17|The Moment of Life

153 11 0
                                    

Sudah hampir tiga puluh menit berlalu, Jeno masih termenung menatap kosong layar ponselnya. Tidak ada tanda-tanda akan muncul sebuah notifikasi pesan pada benda persegi panjang itu. Lagi dan lagi, ia mengembuskan napas gusar dan menyandarkan punggung ke sandaran sofa.

Suasana di ruang kerjanya nampak begitu tenang, hanya terdengar sayup-sayup gemericik hujan, sangat kontras dengan isi kepalanya yang sedang berkecamuk.

Seharusnya Jeno merasa tenang setelah mengetahui jawaban atas rasa penasarannya akan hubungan yang terjalin antara Jaemin dan Charis. Seharusnya ia turut berbahagia karena sahabatnya telah menemukan sosok wanita yang berharga dalam hidupnya.

Namun, tidak dapat dipungkiri, ada suatu hal yang mengganjal dalam benaknya. Suatu hal yang terus menerus mengusik ketenangan jiwa dan pikirannya. Haruskah Jeno menyerah saat dirinya belum memulai perjuangan yang sesungguhnya?

Satu hal yang ia tahu, segala hal sah dilakukan untuk memperjuangkan cintanya. Bersikap egois akankah membuatnya menjadi manusia yang buruk?

"Lagi mikirin apa?"

Suara yang berasal dari arah pintu berhasil menarik alam sadar Jeno kembali ke permukaan.

Ia mengerjapkan mata, lalu mendapati Renjun sudah duduk santai berhadapan dengannya.

"Udah lama di sini?"

Jeno heran dengan kedatangan rekan kerjanya yang selalu muncul secara tiba-tiba tanpa adanya pemberitahuan, bahkan ia tidak mendengar suara pintu dibuka dan langkah kaki mendekat.

"Aku kok nggak sadar, ya" lanjutnya diakhiri dengan kekehan canggung.

"Ya ... baru lima menit." Renjun berdecak singkat, lalu melanjutkan, "Kamu lagi ada masalah, ya?"

Sejenak, Jeno ragu menjawab. Ia tersenyum singkat dan menggelengkan kepala pelan.

"It's not a big deal."

"Bener bukan masalah besar?" desak Renjun sambil mengangkat alisnya tajam.

"Akhir-akhir ini kamu sering hilang fokus, Jen. Emosimu juga lagi nggak stabil, pekerjaanmu terbengkalai. Masih mau mengelak kalau hal yang kamu pikirin itu bukan masalah besar?" jelas Renjun tegas.

Jeno tidak menjawab. Ia tertegun dan menunduk menatap ujung sepatunya dengan pandangan kosong.

"Aku bahkan tidak tahu apa yang sedang aku pikirkan dan rasakan saat ini. I'm not familiar with these emotions. Rasanya menyesakkan dan juga membuatku frustasi," keluh Jeno dengan kepala masih tertunduk.

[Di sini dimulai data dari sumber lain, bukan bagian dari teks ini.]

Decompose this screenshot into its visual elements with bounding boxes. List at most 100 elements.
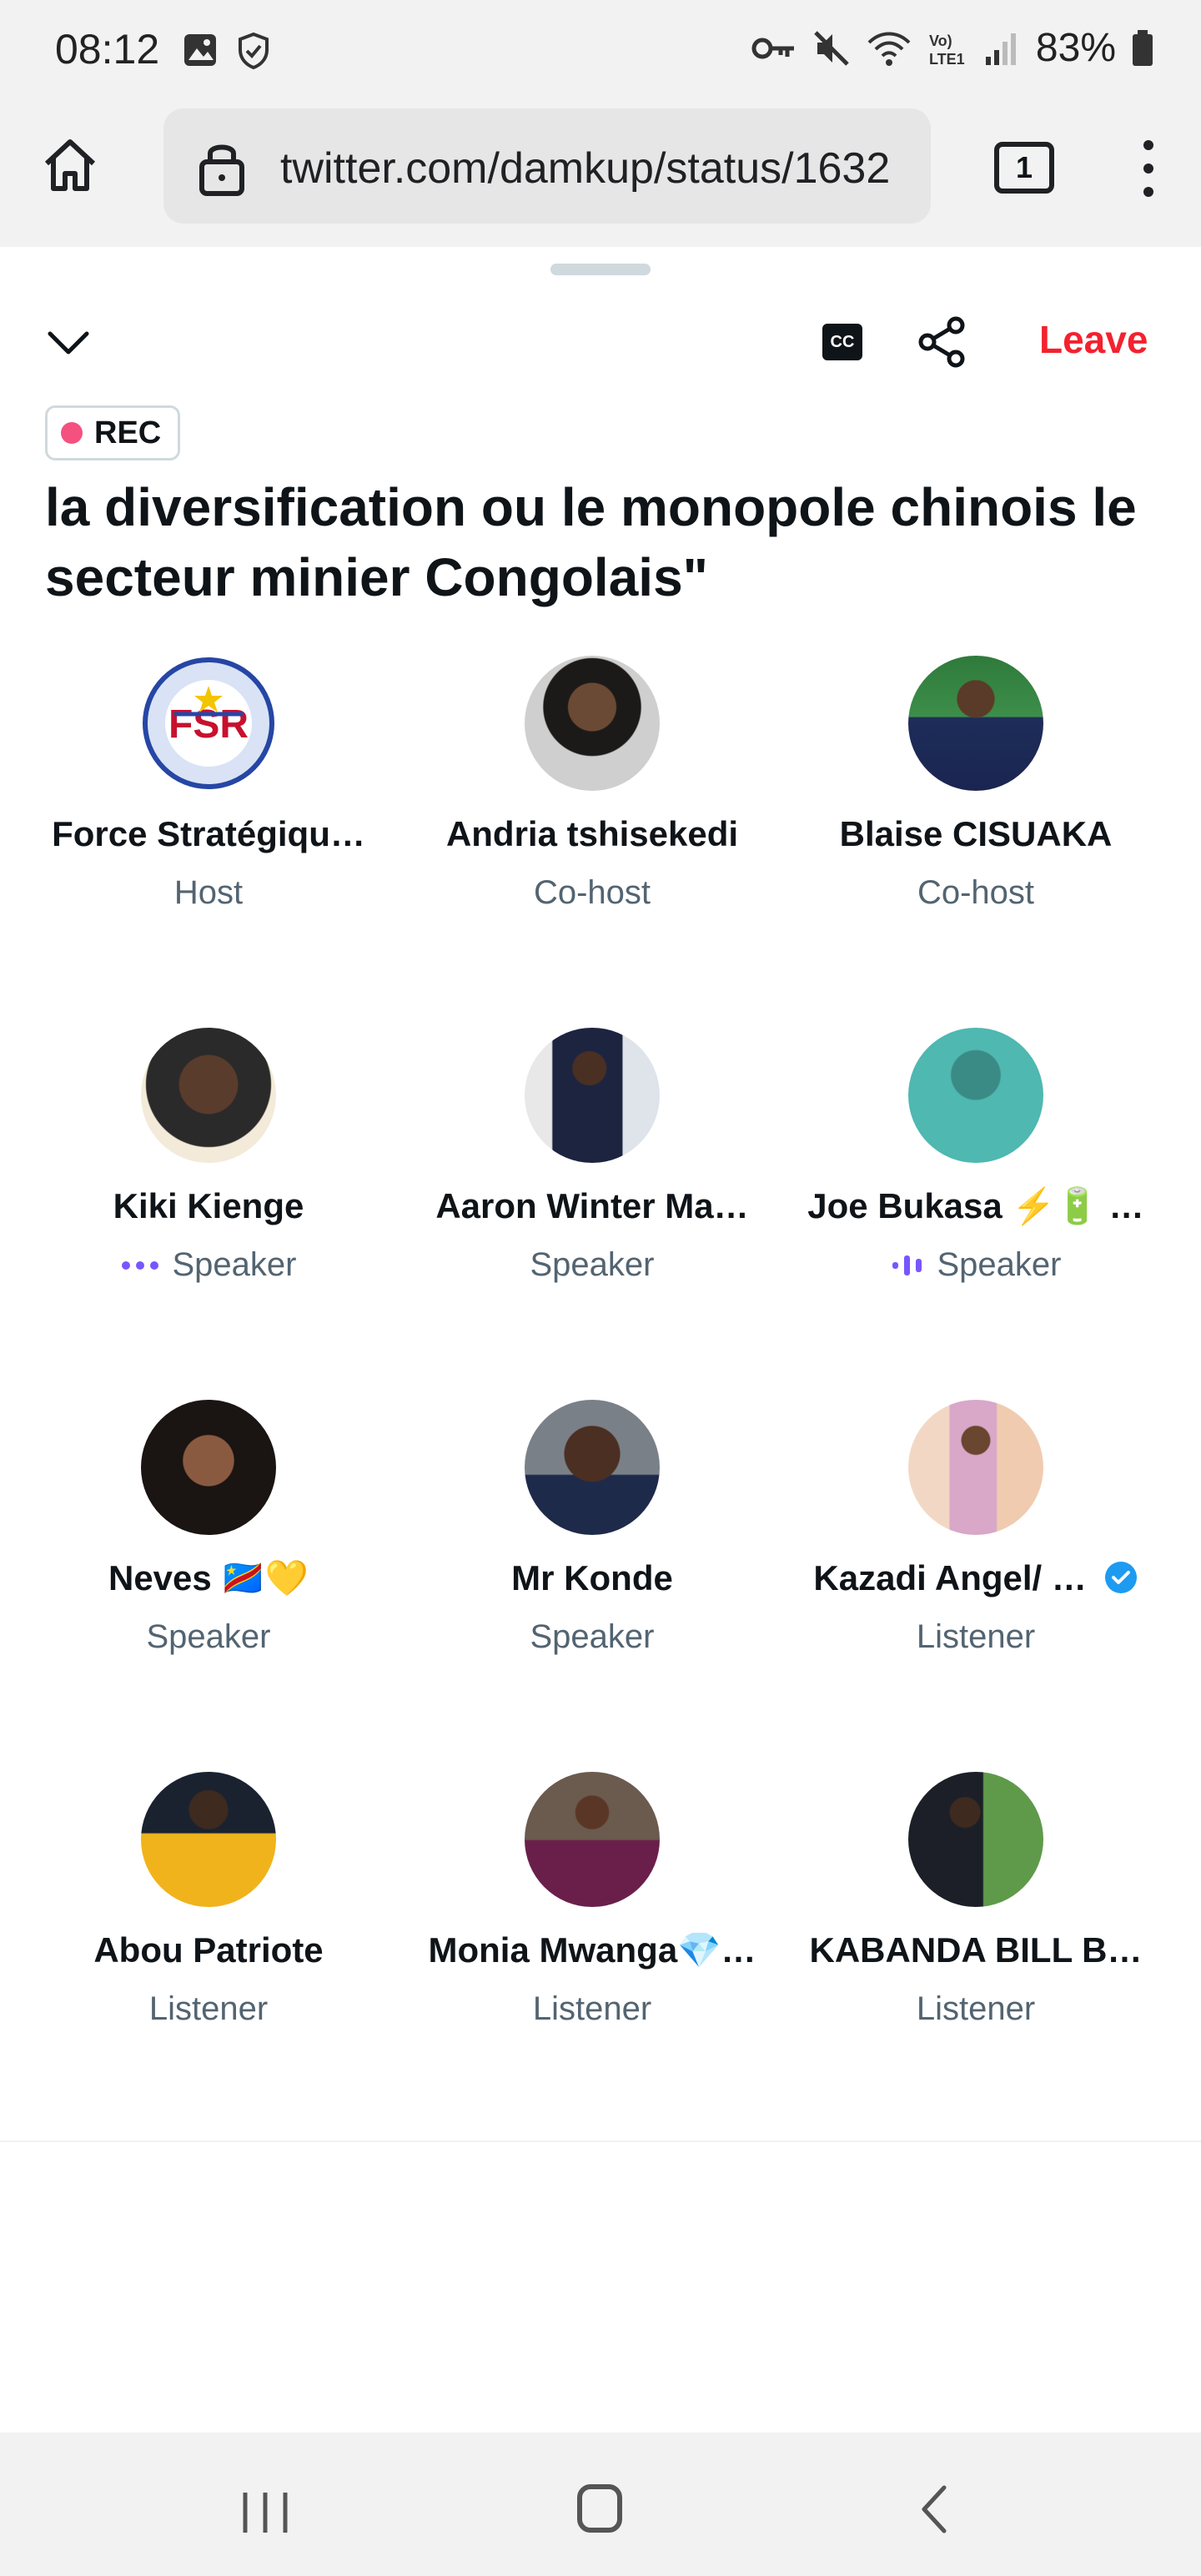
participant-card[interactable]: Kazadi Angel/ … Listener — [784, 1400, 1168, 1667]
collapse-chevron-icon[interactable] — [43, 317, 93, 367]
lte-icon: Vo) LTE1 — [929, 33, 965, 68]
status-notification-icons — [182, 32, 270, 70]
avatar — [141, 1772, 276, 1907]
participant-role: Listener — [784, 1990, 1168, 2028]
participant-name: Monia Mwanga💎… — [428, 1930, 756, 1970]
recording-dot-icon — [61, 422, 83, 444]
role-label: Listener — [916, 1990, 1036, 2027]
avatar: FSR — [141, 656, 276, 791]
wifi-icon — [867, 32, 911, 66]
battery-level: 83% — [1035, 26, 1116, 70]
battery-icon — [1133, 29, 1153, 66]
role-label: Co-host — [533, 874, 651, 911]
leave-button[interactable]: Leave — [1039, 317, 1148, 362]
mute-icon — [814, 30, 849, 66]
participant-card[interactable]: FSR Force Stratégiqu… Host — [17, 656, 400, 923]
speaking-bars-icon — [892, 1255, 922, 1275]
avatar — [908, 1400, 1043, 1535]
participant-name: Force Stratégiqu… — [52, 814, 365, 853]
avatar — [141, 1400, 276, 1535]
address-bar[interactable]: twitter.com/damkup/status/1632 — [163, 108, 931, 224]
svg-text:LTE1: LTE1 — [929, 51, 965, 68]
participant-role: Speaker — [17, 1618, 400, 1656]
participant-card[interactable]: Monia Mwanga💎… Listener — [400, 1772, 784, 2039]
role-label: Speaker — [530, 1246, 655, 1283]
svg-text:Vo): Vo) — [929, 33, 952, 49]
avatar — [908, 1028, 1043, 1163]
recent-apps-icon[interactable] — [240, 2491, 290, 2534]
shield-icon — [239, 32, 269, 70]
participant-role: Listener — [400, 1990, 784, 2028]
participant-role: Host — [17, 874, 400, 912]
participant-role: Speaker — [400, 1618, 784, 1656]
participant-name: Mr Konde — [511, 1558, 673, 1597]
role-label: Co-host — [917, 874, 1035, 911]
sheet-drag-handle[interactable] — [550, 264, 651, 275]
participant-name: Abou Patriote — [93, 1930, 324, 1970]
nav-home-button[interactable] — [577, 2484, 622, 2533]
home-icon — [44, 139, 96, 191]
captions-button[interactable]: CC — [822, 324, 862, 360]
back-icon[interactable] — [917, 2484, 951, 2534]
recording-label: REC — [94, 415, 162, 450]
participant-card[interactable]: Kiki Kienge Speaker — [17, 1028, 400, 1295]
participant-name: KABANDA BILL B… — [809, 1930, 1143, 1970]
participant-card[interactable]: Abou Patriote Listener — [17, 1772, 400, 2039]
participant-card[interactable]: Aaron Winter Ma… Speaker — [400, 1028, 784, 1295]
participant-card[interactable]: Mr Konde Speaker — [400, 1400, 784, 1667]
role-label: Listener — [532, 1990, 652, 2027]
participant-card[interactable]: Joe Bukasa ⚡🔋 … Speaker — [784, 1028, 1168, 1295]
participant-role: Speaker — [400, 1246, 784, 1284]
role-label: Speaker — [530, 1618, 655, 1655]
signal-icon — [985, 33, 1016, 65]
lock-icon — [199, 144, 244, 196]
avatar — [525, 1772, 660, 1907]
status-system-icons: Vo) LTE1 83% — [751, 25, 1154, 71]
key-icon — [751, 38, 794, 58]
svg-text:FSR: FSR — [168, 702, 249, 747]
avatar — [525, 656, 660, 791]
role-label: Listener — [148, 1990, 269, 2027]
role-label: Speaker — [172, 1246, 297, 1283]
participant-card[interactable]: Neves 🇨🇩💛 Speaker — [17, 1400, 400, 1667]
verified-badge-icon — [1104, 1562, 1137, 1593]
participant-name: Blaise CISUAKA — [839, 814, 1113, 853]
status-time: 08:12 — [55, 26, 160, 73]
url-text: twitter.com/damkup/status/1632 — [280, 144, 891, 193]
space-title: la diversification ou le monopole chinoi… — [45, 477, 1137, 607]
participant-name-text: Kazadi Angel/ … — [813, 1558, 1087, 1597]
browser-home-button[interactable] — [37, 132, 103, 199]
participant-card[interactable]: KABANDA BILL B… Listener — [784, 1772, 1168, 2039]
recording-badge: REC — [45, 405, 181, 460]
divider — [0, 2141, 1201, 2142]
speaking-dots-icon — [121, 1260, 158, 1270]
participant-role: Co-host — [400, 874, 784, 912]
gallery-icon — [184, 34, 216, 66]
role-label: Speaker — [937, 1246, 1062, 1283]
participant-role: Listener — [784, 1618, 1168, 1656]
tab-switcher-button[interactable]: 1 — [994, 142, 1054, 194]
avatar — [908, 1772, 1043, 1907]
role-label: Listener — [916, 1618, 1036, 1655]
participant-name: Andria tshisekedi — [445, 814, 739, 853]
participant-card[interactable]: Andria tshisekedi Co-host — [400, 656, 784, 923]
participant-role: Speaker — [784, 1246, 1168, 1284]
share-icon[interactable] — [916, 315, 969, 369]
participant-role: Co-host — [784, 874, 1168, 912]
avatar — [525, 1028, 660, 1163]
system-navigation-bar — [0, 2433, 1201, 2576]
browser-toolbar: twitter.com/damkup/status/1632 1 — [0, 100, 1201, 247]
avatar — [141, 1028, 276, 1163]
more-options-icon[interactable] — [1136, 137, 1161, 200]
avatar — [908, 656, 1043, 791]
space-sheet: CC Leave REC la diversification ou le mo… — [0, 247, 1201, 2433]
participant-card[interactable]: Blaise CISUAKA Co-host — [784, 656, 1168, 923]
role-label: Host — [173, 874, 244, 911]
participant-role: Speaker — [17, 1246, 400, 1284]
participant-name: Neves 🇨🇩💛 — [108, 1558, 309, 1597]
participant-name: Kazadi Angel/ … — [784, 1558, 1168, 1598]
participant-name: Joe Bukasa ⚡🔋 … — [807, 1186, 1144, 1225]
participant-name: Kiki Kienge — [113, 1186, 304, 1225]
status-bar: 08:12 Vo) LTE1 83% — [0, 0, 1201, 100]
role-label: Speaker — [146, 1618, 271, 1655]
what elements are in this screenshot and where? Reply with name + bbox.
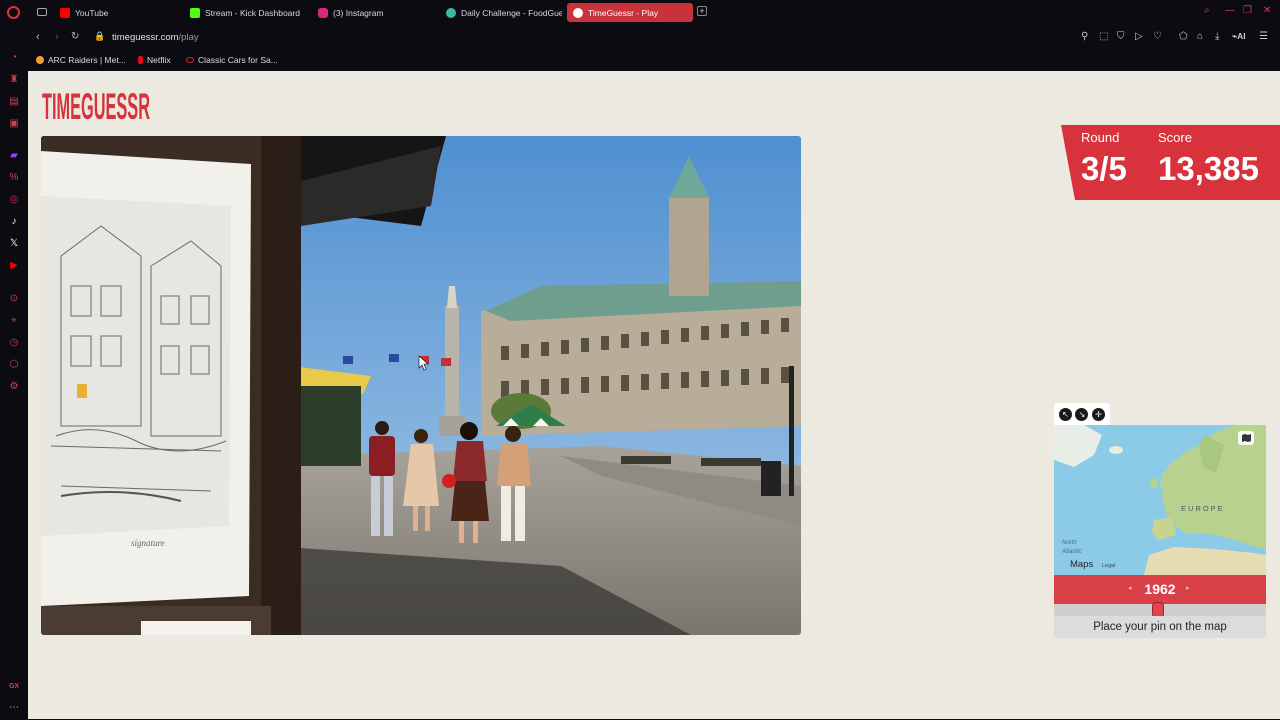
play-icon[interactable]: ▷ xyxy=(1135,31,1143,42)
tab-overview-icon[interactable] xyxy=(37,8,47,16)
page-content: TIMEGUESSR signature Round 3/5 Score 13,… xyxy=(28,71,1280,719)
reload-icon[interactable]: ↻ xyxy=(71,31,79,42)
opera-logo-icon[interactable] xyxy=(7,6,20,19)
back-icon[interactable]: ‹ xyxy=(36,31,40,43)
news-icon[interactable]: ▤ xyxy=(8,96,20,108)
url-domain: timeguessr.com xyxy=(112,32,179,43)
twitch-icon[interactable]: ▰ xyxy=(8,150,20,162)
extensions-icon[interactable]: ⬡ xyxy=(8,359,20,371)
heart-icon[interactable]: ♡ xyxy=(1153,31,1162,42)
classic-cars-icon xyxy=(186,57,194,63)
gx-corner-icon[interactable]: ♜ xyxy=(8,74,20,86)
bookmark-arc-raiders[interactable]: ARC Raiders | Met... xyxy=(36,55,126,65)
player-icon[interactable]: ⊙ xyxy=(8,293,20,305)
address-bar: ‹ › ↻ 🔒 timeguessr.com/play ⚲ ⬚ ⛉ ▷ ♡ ⬠ … xyxy=(28,25,1280,50)
legal-link: Legal xyxy=(1102,563,1115,569)
tab-label: YouTube xyxy=(75,7,109,18)
timeguessr-icon xyxy=(573,7,583,18)
map-controls: ↖ ↘ ✛ xyxy=(1054,403,1110,425)
settings-icon[interactable]: ⚙ xyxy=(8,381,20,393)
tab-label: Stream - Kick Dashboard xyxy=(205,7,300,18)
place-pin-button[interactable]: Place your pin on the map xyxy=(1054,616,1266,638)
mail-icon[interactable]: ▣ xyxy=(8,118,20,130)
tab-bar: YouTube Stream - Kick Dashboard (3) Inst… xyxy=(0,0,1280,25)
arc-raiders-icon xyxy=(36,56,44,64)
instagram-icon xyxy=(318,7,328,18)
x-icon[interactable]: 𝕏 xyxy=(8,238,20,250)
url-field[interactable]: timeguessr.com/play xyxy=(112,32,199,43)
map-svg: EUROPE North Atlantic Maps Legal xyxy=(1054,425,1266,575)
maps-brand-label: Maps xyxy=(1070,559,1093,570)
score-value: 13,385 xyxy=(1158,150,1259,187)
bookmark-label: Classic Cars for Sa... xyxy=(198,55,278,65)
tab-timeguessr[interactable]: TimeGuessr - Play xyxy=(567,3,693,22)
minimize-icon[interactable]: — xyxy=(1225,5,1235,16)
svg-text:TIMEGUESSR: TIMEGUESSR xyxy=(42,86,150,124)
tiktok-icon[interactable]: ♪ xyxy=(8,216,20,228)
discount-icon[interactable]: % xyxy=(8,172,20,184)
sidebar: ◔ ♜ ▤ ▣ ▰ % ◎ ♪ 𝕏 ▶ ⊙ ⌖ ◷ ⬡ ⚙ GX ⋯ xyxy=(0,25,28,720)
expand-map-icon[interactable]: ↖ xyxy=(1058,407,1072,421)
ai-label: AI xyxy=(1237,31,1246,41)
tab-label: Daily Challenge - FoodGuessr xyxy=(461,7,562,18)
year-increment-icon[interactable]: ▸ xyxy=(1186,584,1190,592)
bookmark-page-icon[interactable]: ⚲ xyxy=(1081,31,1088,42)
bookmarks-bar: ARC Raiders | Met... Netflix Classic Car… xyxy=(28,50,1280,71)
vpn-icon[interactable]: ⛉ xyxy=(1117,31,1125,42)
bookmark-label: Netflix xyxy=(147,55,171,65)
tab-kick[interactable]: Stream - Kick Dashboard xyxy=(184,3,309,22)
url-path: /play xyxy=(178,32,199,43)
bookmark-classic-cars[interactable]: Classic Cars for Sa... xyxy=(186,55,278,65)
kick-icon xyxy=(190,7,200,18)
lock-icon: 🔒 xyxy=(94,31,106,41)
forward-icon[interactable]: › xyxy=(55,31,59,43)
timeguessr-logo[interactable]: TIMEGUESSR xyxy=(41,82,151,124)
year-slider-track[interactable] xyxy=(1054,602,1266,618)
map-label-north: North xyxy=(1062,540,1077,546)
tab-youtube[interactable]: YouTube xyxy=(54,3,179,22)
pin-icon[interactable]: ⌖ xyxy=(8,315,20,327)
svg-text:signature: signature xyxy=(131,538,165,548)
gx-control-label[interactable]: GX xyxy=(8,681,20,693)
close-window-icon[interactable]: ✕ xyxy=(1263,5,1271,16)
aria-ai-button[interactable]: ⌁AI xyxy=(1232,31,1246,42)
map-label-atlantic: Atlantic xyxy=(1061,549,1082,555)
map-widget: ↖ ↘ ✛ EUROPE North Atlantic Maps Legal ◂… xyxy=(1054,403,1266,638)
selected-year: 1962 xyxy=(1144,581,1176,597)
round-label: Round xyxy=(1081,130,1120,145)
shrink-map-icon[interactable]: ↘ xyxy=(1075,407,1089,421)
tab-instagram[interactable]: (3) Instagram xyxy=(312,3,437,22)
search-tabs-icon[interactable]: ⌕ xyxy=(1204,5,1210,16)
easy-setup-icon[interactable]: ☰ xyxy=(1259,31,1268,42)
round-value: 3/5 xyxy=(1081,150,1127,187)
youtube-icon xyxy=(60,7,70,18)
score-panel: Round 3/5 Score 13,385 xyxy=(1061,125,1280,200)
youtube-sidebar-icon[interactable]: ▶ xyxy=(8,260,20,272)
score-label: Score xyxy=(1158,130,1192,145)
year-selector: ◂ 1962 ▸ xyxy=(1054,575,1266,604)
tab-foodguessr[interactable]: Daily Challenge - FoodGuessr xyxy=(440,3,562,22)
foodguessr-icon xyxy=(446,7,456,18)
more-icon[interactable]: ⋯ xyxy=(8,702,20,714)
round-photo: signature xyxy=(41,136,801,635)
tab-label: TimeGuessr - Play xyxy=(588,7,659,18)
restore-icon[interactable]: ❐ xyxy=(1243,5,1252,16)
wallet-icon[interactable]: ⌂ xyxy=(1197,31,1203,42)
history-icon[interactable]: ◷ xyxy=(8,337,20,349)
netflix-icon xyxy=(138,56,143,64)
tab-label: (3) Instagram xyxy=(333,7,384,18)
extension-puzzle-icon[interactable]: ⬠ xyxy=(1179,31,1188,42)
bookmark-netflix[interactable]: Netflix xyxy=(138,55,171,65)
guess-map[interactable]: EUROPE North Atlantic Maps Legal xyxy=(1054,425,1266,575)
download-icon[interactable]: ⤓ xyxy=(1215,31,1219,42)
instagram-sidebar-icon[interactable]: ◎ xyxy=(8,194,20,206)
new-tab-button[interactable]: + xyxy=(697,6,707,16)
pin-map-icon[interactable]: ✛ xyxy=(1092,407,1106,421)
map-label-europe: EUROPE xyxy=(1181,504,1225,513)
speed-dial-icon[interactable]: ◔ xyxy=(8,52,20,64)
snapshot-icon[interactable]: ⬚ xyxy=(1099,31,1108,42)
bookmark-label: ARC Raiders | Met... xyxy=(48,55,126,65)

Tanpa Jeno sadari, eksistensi Charis memberikan pengaruh besar dalam hidupnya. Tidak ada pesan darinya selama dua minggu terakhir cukup membuatnya uring-uringan dan kecewa pada dirinya sendiri.

Seandainya ia bisa memutar kembali waktu, maka ia akan mengatakan semua hal dengan jujur kepada Charis. Sehingga wanita itu tidak menjaga jarak dengannya tanpa penjelasan apapun.

"Tell me. Jangan harap orang lain bisa mengerti apa yang kamu rasakan kalau kamu sendiri enggan menceritakannya. You need to talk to be understood."

Renjun menghela napas dalam, lalu mengalihkan pandang ke arah jendela berkaca besar yang menjadi sekat antara ruang kerja Jeno dan ruang kerja para juniornya.

"Bukannya aku ingin tahu atau peduli dengan apa yang kamu alami. Tapi ... yah, aku hanya merasa kasihan dengan para junior yang terkena lampiasan emosimu yang tidak stabil."

Jeno tersenyum samar, mendengar celotehan sahabatnya yang terkesan cuek, tapi sebenarnya sangat peduli akan kondisinya. Ya, memang begitu sifat seorang Renjun, terlihat cuek namun berhati hangat.